In 500 mL van de verdunde oplossing zit: 500 / 25 x 1,915 mmol = 38,30 mmol H2SO4.
Dan bevat 10,00 mL onverdunde opl. dezelfde hoeveelheid.
Concentratie: 38,30 mmol / 10,00 mL = 3,830 mmol/mL (mol/L)
Opgave 15
1,4322 g Na2CO3 wordt afgewogen en opgelost in een maatkolf van 250 mL. Na aanvullen
wordt hieruit 10,00 mL gepipetteerd en getitreerd met 10,99 mL H2SO4-oplossing.
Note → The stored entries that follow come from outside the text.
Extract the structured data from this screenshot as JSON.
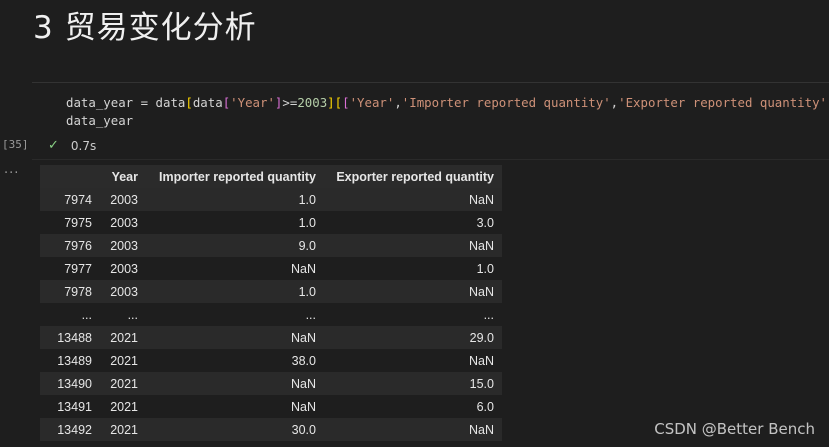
{
  "markdown": {
    "heading": "3 贸易变化分析"
  },
  "cell": {
    "execution_count": "[35]",
    "status_time": "0.7s",
    "output_ellipsis": "...",
    "code": {
      "line1": {
        "var": "data_year",
        "assign": " = ",
        "obj1": "data",
        "br_open1": "[",
        "obj2": "data",
        "br_open2": "[",
        "str_year_filter": "'Year'",
        "br_close2": "]",
        "cmp": ">=",
        "num": "2003",
        "br_close1": "]",
        "br_open3": "[",
        "br_open4": "[",
        "str_col1": "'Year'",
        "comma1": ",",
        "str_col2": "'Importer reported quantity'",
        "comma2": ",",
        "str_col3": "'Exporter reported quantity'",
        "br_close4": "]",
        "br_close3": "]"
      },
      "line2": "data_year"
    }
  },
  "table": {
    "columns": [
      "",
      "Year",
      "Importer reported quantity",
      "Exporter reported quantity"
    ],
    "rows": [
      [
        "7974",
        "2003",
        "1.0",
        "NaN"
      ],
      [
        "7975",
        "2003",
        "1.0",
        "3.0"
      ],
      [
        "7976",
        "2003",
        "9.0",
        "NaN"
      ],
      [
        "7977",
        "2003",
        "NaN",
        "1.0"
      ],
      [
        "7978",
        "2003",
        "1.0",
        "NaN"
      ],
      [
        "...",
        "...",
        "...",
        "..."
      ],
      [
        "13488",
        "2021",
        "NaN",
        "29.0"
      ],
      [
        "13489",
        "2021",
        "38.0",
        "NaN"
      ],
      [
        "13490",
        "2021",
        "NaN",
        "15.0"
      ],
      [
        "13491",
        "2021",
        "NaN",
        "6.0"
      ],
      [
        "13492",
        "2021",
        "30.0",
        "NaN"
      ]
    ]
  },
  "watermark": "CSDN @Better Bench",
  "colors": {
    "background": "#1e1e1e",
    "string": "#ce9178",
    "number": "#b5cea8",
    "success_check": "#89d185"
  },
  "icons": {
    "status": "check-icon"
  }
}
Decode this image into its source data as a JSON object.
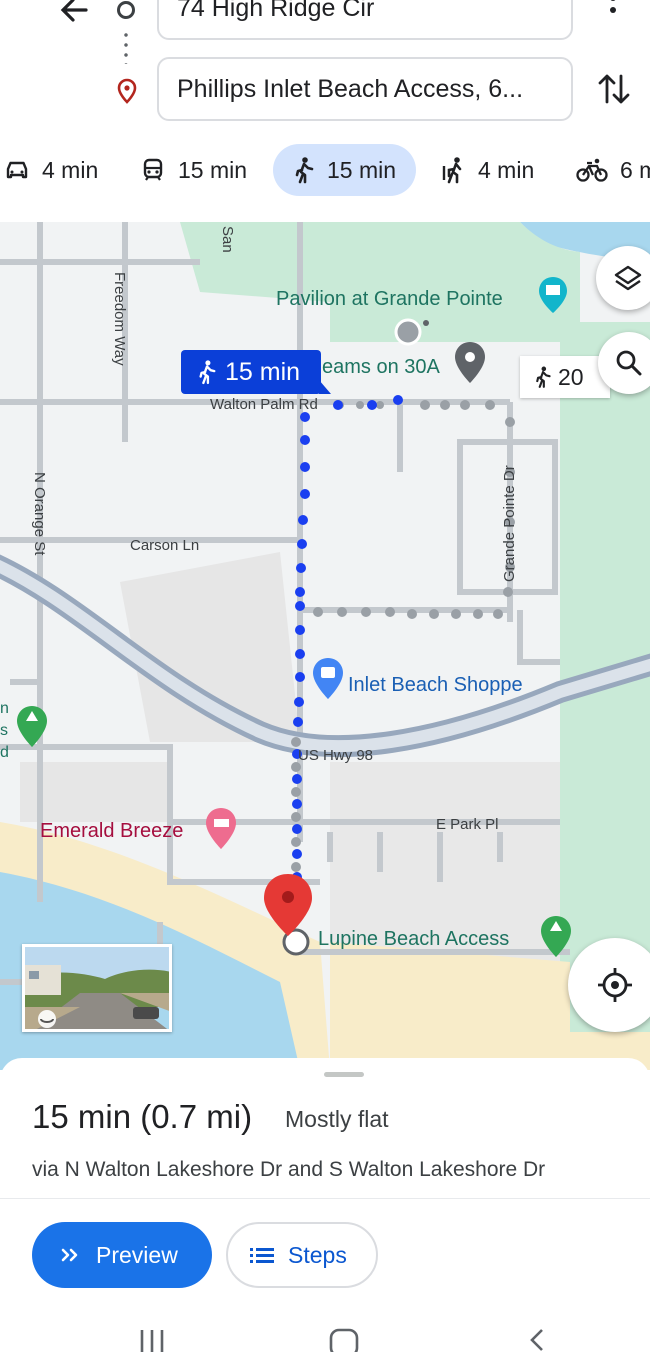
{
  "header": {
    "origin_value": "74 High Ridge Cir",
    "destination_value": "Phillips Inlet Beach Access, 6..."
  },
  "modes": [
    {
      "icon": "car-icon",
      "label": "4 min"
    },
    {
      "icon": "transit-icon",
      "label": "15 min"
    },
    {
      "icon": "walk-icon",
      "label": "15 min",
      "selected": true
    },
    {
      "icon": "rideshare-icon",
      "label": "4 min"
    },
    {
      "icon": "bike-icon",
      "label": "6 m"
    }
  ],
  "map": {
    "route_chip": "15 min",
    "alt_route_chip": "20",
    "pois": {
      "pavilion": "Pavilion at Grande Pointe",
      "dreams": "eams on 30A",
      "inlet_shoppe": "Inlet Beach Shoppe",
      "emerald_breeze": "Emerald Breeze",
      "lupine": "Lupine Beach Access",
      "left_edge": [
        "n",
        "s",
        "d"
      ]
    },
    "streets": {
      "walton_palm": "Walton Palm Rd",
      "freedom_way": "Freedom Way",
      "orange_st": "N Orange St",
      "carson_ln": "Carson Ln",
      "grande_pointe": "Grande Pointe Dr",
      "us_hwy": "US Hwy 98",
      "e_park": "E Park Pl",
      "san": "San"
    },
    "colors": {
      "route": "#1a3ff0",
      "water": "#a8d7ee",
      "park": "#c9ead7",
      "sand": "#f8ecc9",
      "land": "#f1f3f4"
    }
  },
  "sheet": {
    "duration": "15 min (0.7 mi)",
    "terrain": "Mostly flat",
    "via": "via N Walton Lakeshore Dr and S Walton Lakeshore Dr",
    "preview_label": "Preview",
    "steps_label": "Steps"
  },
  "accent_color": "#1a73e8"
}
Reactie: CO32- + 2 H3O+ → 3 H2O + CO2
Bereken de analytische concentratie van het zuur.
H2SO4 levert 2 H3O+ hierdoor is de reactieverhouding H2SO4 en Na2CO3: 1 op 1
Hoeveelheid Na2CO3 in mmol: n(Na2CO3) = 1432,2 mg / 106,0 mg/mmol = 13,51 mmol.
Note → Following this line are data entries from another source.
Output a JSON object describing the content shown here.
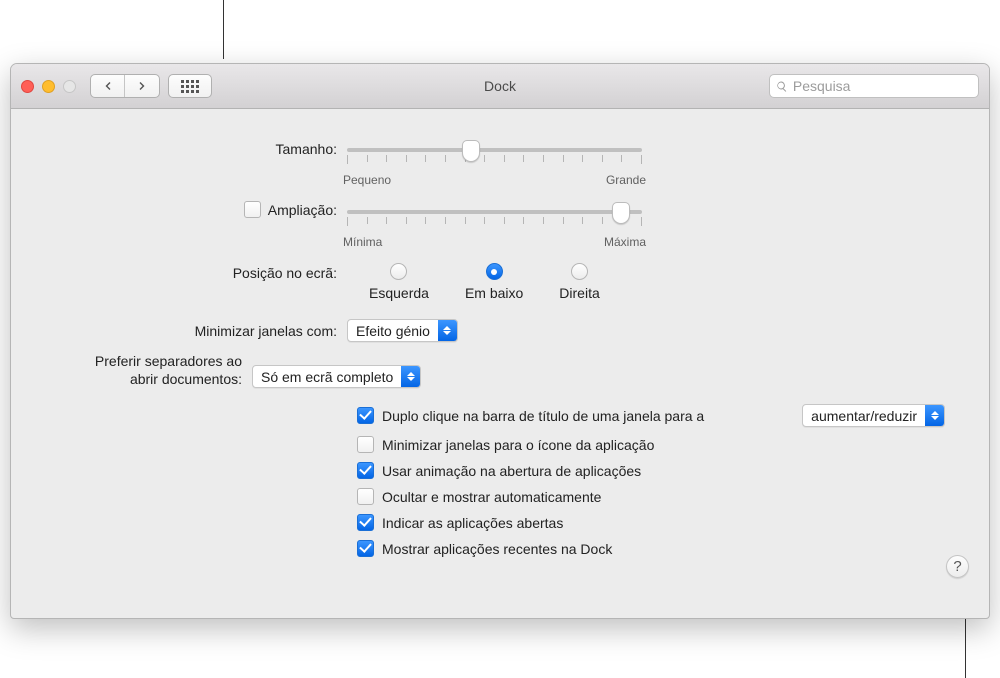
{
  "window": {
    "title": "Dock"
  },
  "toolbar": {
    "search_placeholder": "Pesquisa"
  },
  "size": {
    "label": "Tamanho:",
    "min_label": "Pequeno",
    "max_label": "Grande",
    "value_percent": 42
  },
  "magnification": {
    "label": "Ampliação:",
    "enabled": false,
    "min_label": "Mínima",
    "max_label": "Máxima",
    "value_percent": 93
  },
  "position": {
    "label": "Posição no ecrã:",
    "options": {
      "left": "Esquerda",
      "bottom": "Em baixo",
      "right": "Direita"
    },
    "selected": "bottom"
  },
  "minimize_effect": {
    "label": "Minimizar janelas com:",
    "value": "Efeito génio"
  },
  "prefer_tabs": {
    "label": "Preferir separadores ao\nabrir documentos:",
    "label_line1": "Preferir separadores ao",
    "label_line2": "abrir documentos:",
    "value": "Só em ecrã completo"
  },
  "checkboxes": {
    "double_click": {
      "checked": true,
      "label": "Duplo clique na barra de título de uma janela para a",
      "popup_value": "aumentar/reduzir"
    },
    "minimize_into_icon": {
      "checked": false,
      "label": "Minimizar janelas para o ícone da aplicação"
    },
    "animate_open": {
      "checked": true,
      "label": "Usar animação na abertura de aplicações"
    },
    "autohide": {
      "checked": false,
      "label": "Ocultar e mostrar automaticamente"
    },
    "show_indicators": {
      "checked": true,
      "label": "Indicar as aplicações abertas"
    },
    "show_recents": {
      "checked": true,
      "label": "Mostrar aplicações recentes na Dock"
    }
  },
  "help": {
    "glyph": "?"
  }
}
Deze hoeveelheid is opgelost in 250 mL. In 10,00 mL van deze oplossing zit dan:
10 / 250 x 13,51 mmol = 0,5405 mmol Na2CO3
Dit reageert met evenveel H2SO4 in 10,99 mL H2SO4-oplossing.
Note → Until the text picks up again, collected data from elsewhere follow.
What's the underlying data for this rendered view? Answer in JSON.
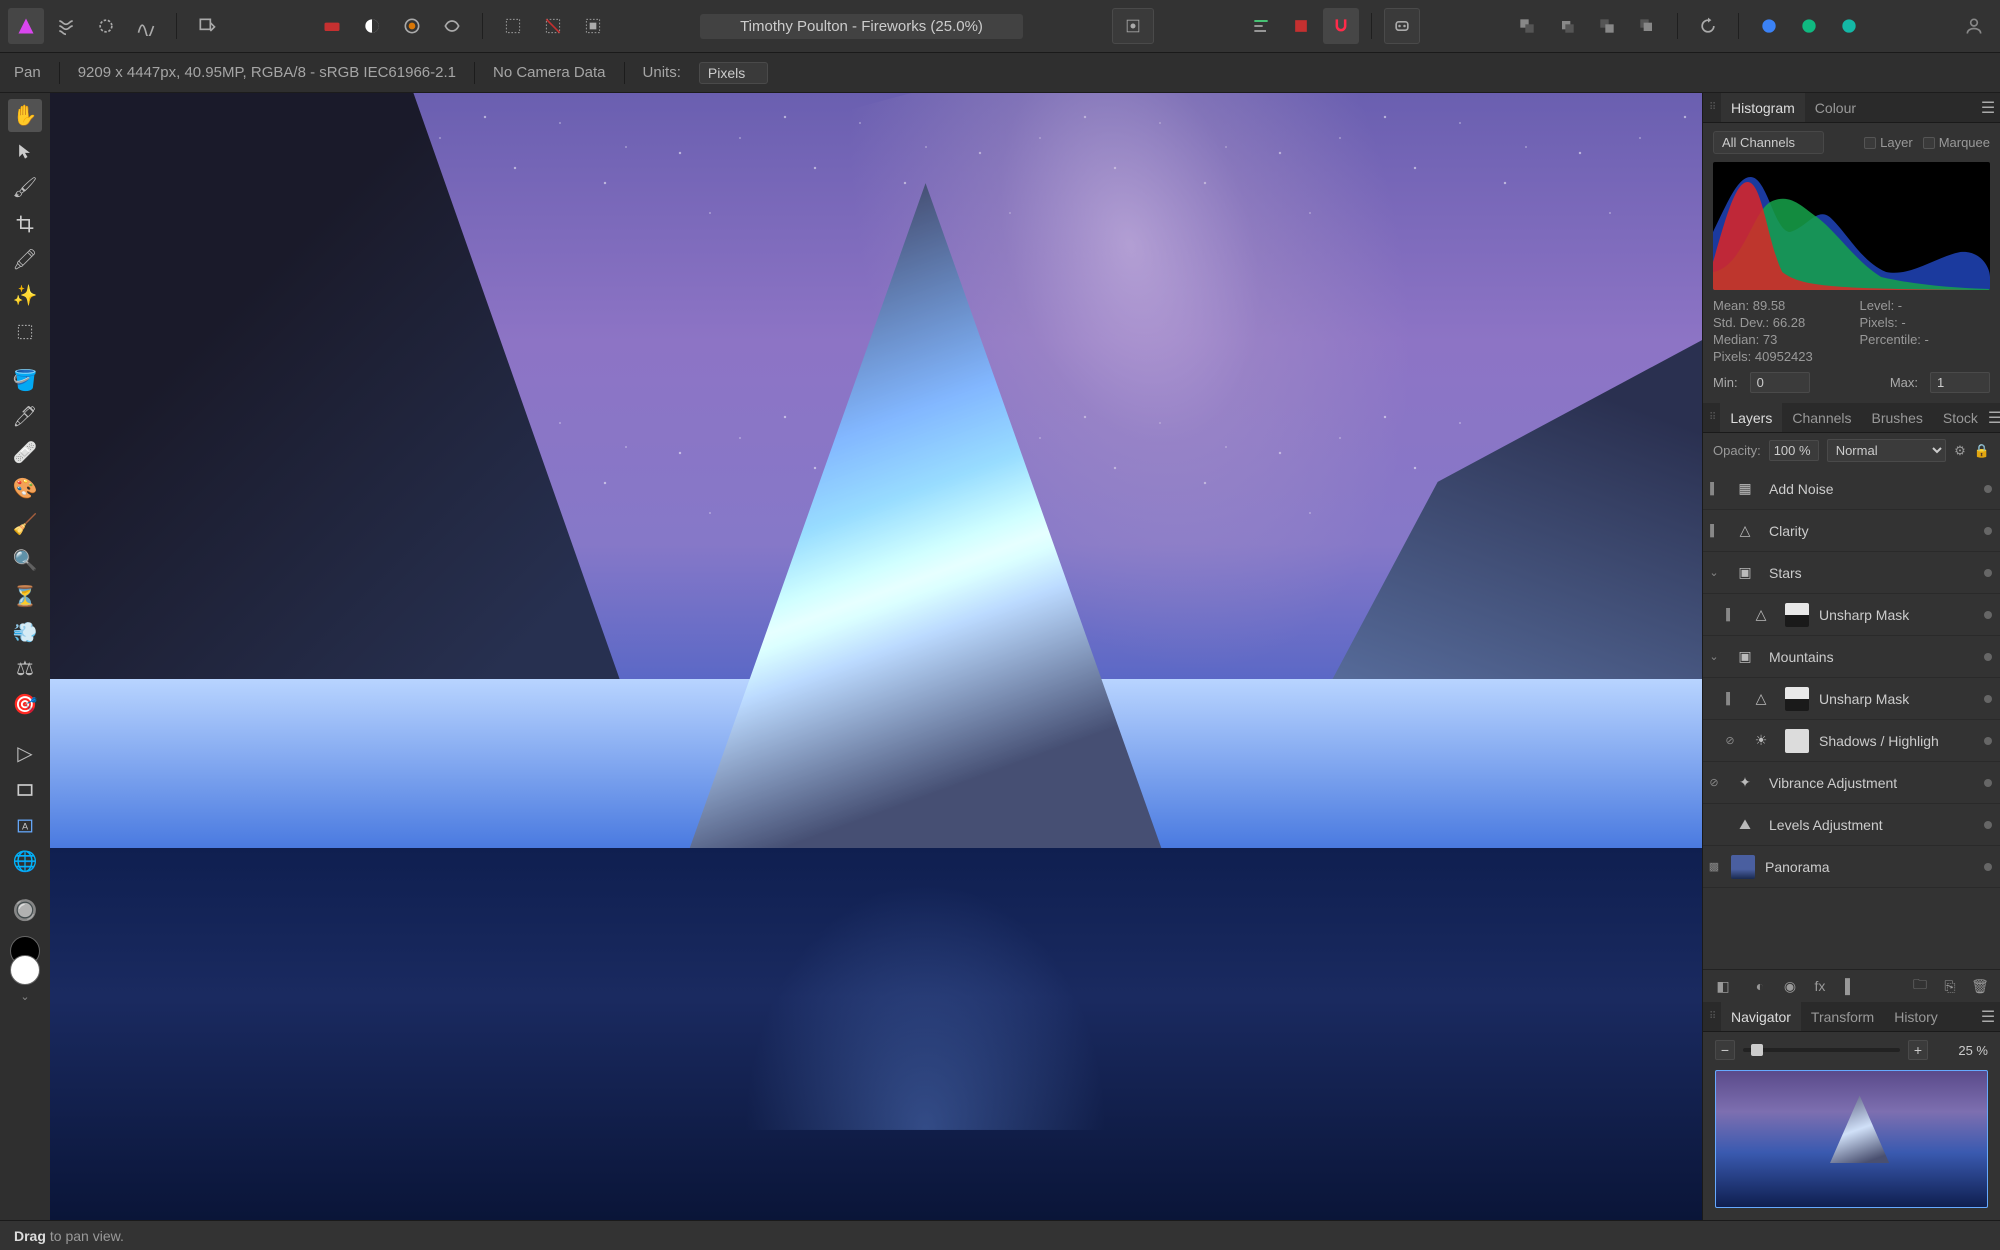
{
  "toolbar": {
    "document_title": "Timothy Poulton - Fireworks (25.0%)"
  },
  "context": {
    "tool": "Pan",
    "dims": "9209 x 4447px, 40.95MP, RGBA/8 - sRGB IEC61966-2.1",
    "camera": "No Camera Data",
    "units_label": "Units:",
    "units_value": "Pixels"
  },
  "histogram": {
    "tabs": {
      "active": "Histogram",
      "inactive": "Colour"
    },
    "channel": "All Channels",
    "layer_label": "Layer",
    "marquee_label": "Marquee",
    "stats": {
      "mean": "Mean: 89.58",
      "stddev": "Std. Dev.: 66.28",
      "median": "Median: 73",
      "pixels": "Pixels: 40952423",
      "level": "Level: -",
      "pixels2": "Pixels: -",
      "percentile": "Percentile: -"
    },
    "min_label": "Min:",
    "min_val": "0",
    "max_label": "Max:",
    "max_val": "1"
  },
  "layers_panel": {
    "tabs": {
      "t1": "Layers",
      "t2": "Channels",
      "t3": "Brushes",
      "t4": "Stock"
    },
    "opacity_label": "Opacity:",
    "opacity_val": "100 %",
    "blend": "Normal",
    "list": [
      {
        "name": "Add Noise"
      },
      {
        "name": "Clarity"
      },
      {
        "name": "Stars"
      },
      {
        "name": "Unsharp Mask"
      },
      {
        "name": "Mountains"
      },
      {
        "name": "Unsharp Mask"
      },
      {
        "name": "Shadows / Highligh"
      },
      {
        "name": "Vibrance Adjustment"
      },
      {
        "name": "Levels Adjustment"
      },
      {
        "name": "Panorama"
      }
    ]
  },
  "navigator": {
    "tabs": {
      "t1": "Navigator",
      "t2": "Transform",
      "t3": "History"
    },
    "zoom": "25 %"
  },
  "status": {
    "bold": "Drag",
    "rest": "to pan view."
  }
}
Concentratie H2SO4 dus: 0,5405 mmol / 10,99 mL = 0,0492 mmol/mL
(mol/L)
Opgave 16
Van oxaalzuurdihydraat (formule: ((COOH)2.2H2O) weegt een analist 5050 mg af, hij lost het
op tot 250 mL. Hieruit wordt 10,00 mL gepipetteerd en getitreerd met NaOH. Verbruik: 15,27
mL.
Reactie: (COOH)2 + 2 OH- → (COO)22- + 2 H2O
Uitwerkingen van de opgaven uit:
BASISCHEMIE voor het MLO ISBN 9789077423875, 3e druk, Uitgeverij Syntax
Media
Hoofdstuk 21 Chemisch rekenen (4)
bladzijde 8
Bereken de analytische concentratie van de NaOH-oplossing.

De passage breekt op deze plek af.